Archive for January, 2009

The Theology of Illness The Healing of Madness

The Theology of Illness  by Jean-Claude Larche

“This book offers us fresh insight into the mystery of evil, sin, and illness, and their place within our struggle toward holiness… It gives us renewed hope, by locating the “problem of pain” in a profoundly theological framework, in which ultimate resolution of the mystery of illness and suffering is provided by the healing touch of Christ Himself, the Physician of our souls and bodies.” – John Breck, from the Foreword.

Jean-Claude Larchet’s The Theology of Illness, already translated into several languages, now appears in English and explores biblical and patristic perspectives on sickness and redemptive suffering. The questions Larchet considers are fundamental: the origins of sin in a fallen world, its impact on physical health, and the healing of human nature by the incarnate Son of God. He explains healing as a means of glorifying God, stressing again the crucial role of prayer and sacramental grace in promoting genuine health. When illness plunges us into unfamiliar territory, even to the point of death, Larchet teaches us to marshal spiritual reserves in a society dominated by technology and materialism.
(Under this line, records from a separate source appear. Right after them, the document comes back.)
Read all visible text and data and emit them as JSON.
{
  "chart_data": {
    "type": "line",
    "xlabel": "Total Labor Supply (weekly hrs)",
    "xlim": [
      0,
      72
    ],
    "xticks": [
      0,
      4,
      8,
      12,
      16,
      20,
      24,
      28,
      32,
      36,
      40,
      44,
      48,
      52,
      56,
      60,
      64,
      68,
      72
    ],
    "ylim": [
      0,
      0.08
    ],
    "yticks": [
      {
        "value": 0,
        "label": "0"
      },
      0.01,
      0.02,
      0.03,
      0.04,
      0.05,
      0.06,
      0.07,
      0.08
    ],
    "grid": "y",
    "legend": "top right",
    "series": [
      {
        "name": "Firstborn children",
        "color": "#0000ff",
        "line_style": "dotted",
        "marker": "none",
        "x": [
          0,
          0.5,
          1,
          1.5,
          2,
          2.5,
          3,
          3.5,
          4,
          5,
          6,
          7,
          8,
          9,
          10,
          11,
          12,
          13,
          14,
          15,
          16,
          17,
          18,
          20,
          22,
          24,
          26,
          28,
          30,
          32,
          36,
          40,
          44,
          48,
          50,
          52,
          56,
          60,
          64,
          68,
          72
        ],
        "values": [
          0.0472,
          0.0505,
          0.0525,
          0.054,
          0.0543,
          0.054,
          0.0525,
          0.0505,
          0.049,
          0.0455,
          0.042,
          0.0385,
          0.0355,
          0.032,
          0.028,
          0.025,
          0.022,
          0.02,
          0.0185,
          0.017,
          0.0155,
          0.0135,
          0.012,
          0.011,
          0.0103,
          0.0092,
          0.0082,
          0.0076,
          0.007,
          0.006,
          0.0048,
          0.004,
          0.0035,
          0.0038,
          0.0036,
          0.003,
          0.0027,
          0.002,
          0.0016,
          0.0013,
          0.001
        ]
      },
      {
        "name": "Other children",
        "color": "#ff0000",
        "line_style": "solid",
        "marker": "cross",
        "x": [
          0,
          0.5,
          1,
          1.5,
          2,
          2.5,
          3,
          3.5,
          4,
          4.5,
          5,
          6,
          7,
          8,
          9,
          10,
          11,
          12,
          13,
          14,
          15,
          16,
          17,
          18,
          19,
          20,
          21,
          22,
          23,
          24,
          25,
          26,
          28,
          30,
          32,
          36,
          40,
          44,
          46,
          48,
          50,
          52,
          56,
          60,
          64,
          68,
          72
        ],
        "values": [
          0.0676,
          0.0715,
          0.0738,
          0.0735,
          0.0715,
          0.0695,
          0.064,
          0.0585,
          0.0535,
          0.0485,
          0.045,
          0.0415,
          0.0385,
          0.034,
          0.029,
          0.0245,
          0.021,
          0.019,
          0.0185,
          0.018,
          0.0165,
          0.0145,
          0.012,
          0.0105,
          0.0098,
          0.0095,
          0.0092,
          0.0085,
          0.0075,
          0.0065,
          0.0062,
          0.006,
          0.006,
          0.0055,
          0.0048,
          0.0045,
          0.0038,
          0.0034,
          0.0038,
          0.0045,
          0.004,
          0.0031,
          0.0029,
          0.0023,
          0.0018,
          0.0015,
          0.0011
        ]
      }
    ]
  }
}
In a time when the physician has been dubbed the high priest of the god of Modern Medicine, Larchet encourages us to situate these crucial experiences within the framework of their relationship to the unique reality of the Holy Trinity.
Jean-Claude Larchet is an Orthodox layman and a professor of philosophy in a French lycée in Strasbourg.

Purchase, “The Theology of Illness“, in English from Light & Life Publications

HT: Eastern Orthodox Librarian


Healing Mental Illness by Jean-Claude Larche

Moscow. January 17. INTERFAX – A Russian-language translation of “Healing Mental Illness: the experience of the first centuries in the Christian East”,
the work of the French theologian and doctor of philosophy, Jean-Claude Larche was published in Moscow.

The book is dedicated to understanding madness from the Orthodox point of view, drawing on patristic and hagiographic literature of the I-XIV centuries; it
recounts the experience of healing mental illness by holy fathers, who, unlike psychiatrists, examined the person, took into account the totality of the human
being (spirit, soul and body).

The author hopes that the experience of the Orthodox will be useful to modern psychiatry, which, being “established on the model of medical science, a priori
excludes any relationship to religion and morality, and, therefore, arrives at a dead end notes the review of the study which was published on Thursday in the
newspaper, Nezavisimaya Gazeta – Ex Libris”.

J.-C. Larche pays special attention to craziness [“fools for Christ’s sake” – yurodstvo], defining it as a voluntary choice of one who attains a certain degree of spiritual perfection; attempting to define the specifics of a fool for Christ’s sake, as compared with other feats of Christian piety; trying to understand and explain the reasons the “holy fools” to behave “foolishly”.